This whitepaper is for historical reference only. Some content might be outdated and some links might not be available.
Optimization
DL is simple in essence. In the last few years, AWS has achieved astonishing results on machine-perception problems with the help of simple parametric models trained with gradient descent (GD). Extending that, all that is needed at the core is sufficiently large parametric models trained with GD on a large dataset.
Creating a DL algorithm or identifying the algorithm to use and fine-tune is the first step. The next step for an enterprise is to derive business value out of the algorithm. That can be achieved only when the models are appropriately industrialized, scaled, and continuously improved. Ill-performing models negatively impact a business or organization’s bottom line. In Accenture’s talent and skilling solution, there are over 50 models running in Production, making a large-scale, smooth, operationalization process a necessity.
Optimization drivers
DL has positioned itself as an AI revolution and is here to stay. Some of the benefits of using DL models are:
-
Reusability
-
Scalability
Optimizing and scaling ML and DL models in production is a crucial set of tasks, and one that must be done with finesse. To maximize the benefits listed previously, a proper implementation approach must be taken.
Following are details on how it should be implemented for the industry use cases, taking the example of a few of the models. The same approach can be used for scaling many other DL models for new problems.
Fine-tuning and reuse of models
Periodically, businesses get updated training data from market
intelligence data sources on new market trends. There is always a
need to optimize the hyper-parameters of the TensorFlow BERT
classifier layer. For such cases, where the tuning job must be run
again with an updated dataset or a new version of the algorithm,
warm start with TRANSFER_LEARNING
as the start type helps reuse
the previous HPT job results, but along with new hyperparameters.

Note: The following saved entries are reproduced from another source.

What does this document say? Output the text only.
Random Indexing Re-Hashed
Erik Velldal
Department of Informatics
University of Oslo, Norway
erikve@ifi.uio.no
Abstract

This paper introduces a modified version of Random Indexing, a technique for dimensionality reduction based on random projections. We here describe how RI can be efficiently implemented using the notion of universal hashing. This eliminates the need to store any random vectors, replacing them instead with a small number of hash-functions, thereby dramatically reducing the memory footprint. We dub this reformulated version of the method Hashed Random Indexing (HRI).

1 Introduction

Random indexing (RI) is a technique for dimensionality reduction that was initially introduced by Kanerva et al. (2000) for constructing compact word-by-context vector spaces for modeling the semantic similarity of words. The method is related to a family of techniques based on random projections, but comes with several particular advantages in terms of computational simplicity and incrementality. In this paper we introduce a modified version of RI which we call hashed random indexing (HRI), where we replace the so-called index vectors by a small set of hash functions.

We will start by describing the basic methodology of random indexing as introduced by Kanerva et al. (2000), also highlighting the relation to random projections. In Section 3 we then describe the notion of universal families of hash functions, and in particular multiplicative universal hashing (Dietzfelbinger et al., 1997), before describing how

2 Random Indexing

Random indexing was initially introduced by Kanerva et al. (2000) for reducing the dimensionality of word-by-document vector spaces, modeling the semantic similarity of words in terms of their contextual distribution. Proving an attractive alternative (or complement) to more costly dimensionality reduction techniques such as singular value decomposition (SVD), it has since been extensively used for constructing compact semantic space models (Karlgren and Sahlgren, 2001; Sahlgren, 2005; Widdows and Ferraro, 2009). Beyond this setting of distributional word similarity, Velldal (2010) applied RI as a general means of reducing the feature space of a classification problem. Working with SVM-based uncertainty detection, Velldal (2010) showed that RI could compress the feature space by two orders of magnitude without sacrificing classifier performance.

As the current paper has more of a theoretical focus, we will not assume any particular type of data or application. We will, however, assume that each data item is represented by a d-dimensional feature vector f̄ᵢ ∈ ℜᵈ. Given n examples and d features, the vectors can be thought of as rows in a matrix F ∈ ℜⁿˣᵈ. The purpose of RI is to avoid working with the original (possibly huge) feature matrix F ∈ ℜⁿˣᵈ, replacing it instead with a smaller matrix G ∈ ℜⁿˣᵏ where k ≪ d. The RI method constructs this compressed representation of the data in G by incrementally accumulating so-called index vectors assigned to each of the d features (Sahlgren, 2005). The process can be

This speeds up converging on the best model faster.
This is particularly important in Enterprise AI systems, as multiple teams may want to reuse the models created. Training DL models from scratch requires a lot of GPU, compute, and storage resources. Model reuse across the organization helps in reducing costs. Therefore, a useful technique for model reuse is fine-tuning. Fine-tuning methodology involves unfreezing a few of the top layers of a frozen model base for feature extraction, and then jointly training both the newly added part of the model, which is the fully connected classifier and top layers. With this, a model can be reused for a different problem, and does not have to be re-trained, saving costs for the company.
In the following sections, you will see how you can implement and scale the model fine-tuning strategies previously discussed, while maintaining a laser focus on the business metrics we need to attain.
WarmStartConfig
uses one or more of the previous hyper-parameters
tuning job runs called the parent jobs, and
needs a WarmStartType
.
from sagemaker.tensorflow import TensorFlow estimator = TensorFlow( entry_point="tf_bert_reviews.py", source_dir="src", role=role, instance_count=train_instance_count, instance_type=train_instance_type, volume_size=train_volume_size, py_version="py37", framework_version="2.3.1", hyperparameters={ "epochs": epochs, "epsilon": epsilon, "validation_batch_size": validation_batch_size, "test_batch_size": test_batch_size, "train_steps_per_epoch": train_steps_per_epoch, "validation_steps": validation_steps, "test_steps": test_steps, "use_xla": use_xla, "use_amp": use_amp, "max_seq_length": max_seq_length, "enable_sagemaker_debugger": enable_sagemaker_debugger, "enable_checkpointing": enable_checkpointing, "enable_tensorboard": enable_tensorboard, "run_validation": run_validation, "run_test": run_test, "run_sample_predictions": run_sample_predictions, }, input_mode=input_mode, metric_definitions=metrics_definitions,
Setting up HyperparameterTuner
with WarmStartConfig
, including new
hyper-parameter ranges.
objective_metric_name = "train:accuracy" tuner = HyperparameterTuner( estimator=estimator, objective_type="Maximize", objective_metric_name=objective_metric_name, hyperparameter_ranges=hyperparameter_ranges, metric_definitions=metrics_definitions, max_jobs=2, max_parallel_jobs=1, strategy="Bayesian", early_stopping_type="Auto", warm_start_config=warm_start_config, )
Scaling with distributed training
For efficient parallel computing during distributed training,
employ both
data
parallelism and model parallelism
Avoiding common missteps to reduce rework
The biggest driving factor in making a successful productionized ML project that has minimal to no amount of rework is a collaborative involvement between the ML team and the business unit.
Secondly, transforming data science prototype scripts from experimentation phase to modular performant code for production is a deeply involved task, and if not done right, will not produce a stable production system.
Finally, the ecosystem of ML engineering and MLOps is a culmination of multiple processes and standards from within DevOps, adding in ML-specific tooling and domain-specific elements, thereby building repeatable, resilient, production-capable data science solutions on the cloud. These three tenets alone distinguish a matured AI/ML enterprise from one that has just started in the journey of using ML for deriving business value.
For industry solutions, as mentioned in the Workforce analytics use cases section of this document, following are some optimizations that have proved useful to having an efficient, enterprise-grade, end-to-end, industrialized, ML solution:
-
Remove monolithic prototype scripts
-
Identify difficult-to-test code in large, tightly coupled code bases
-
Introduce effective encapsulation and abstraction techniques
In a scaled, industrialized, production version, the full end-to-end automated data engineering and ML engineering pipeline is the product built on the data science scripts in the experimentation phase.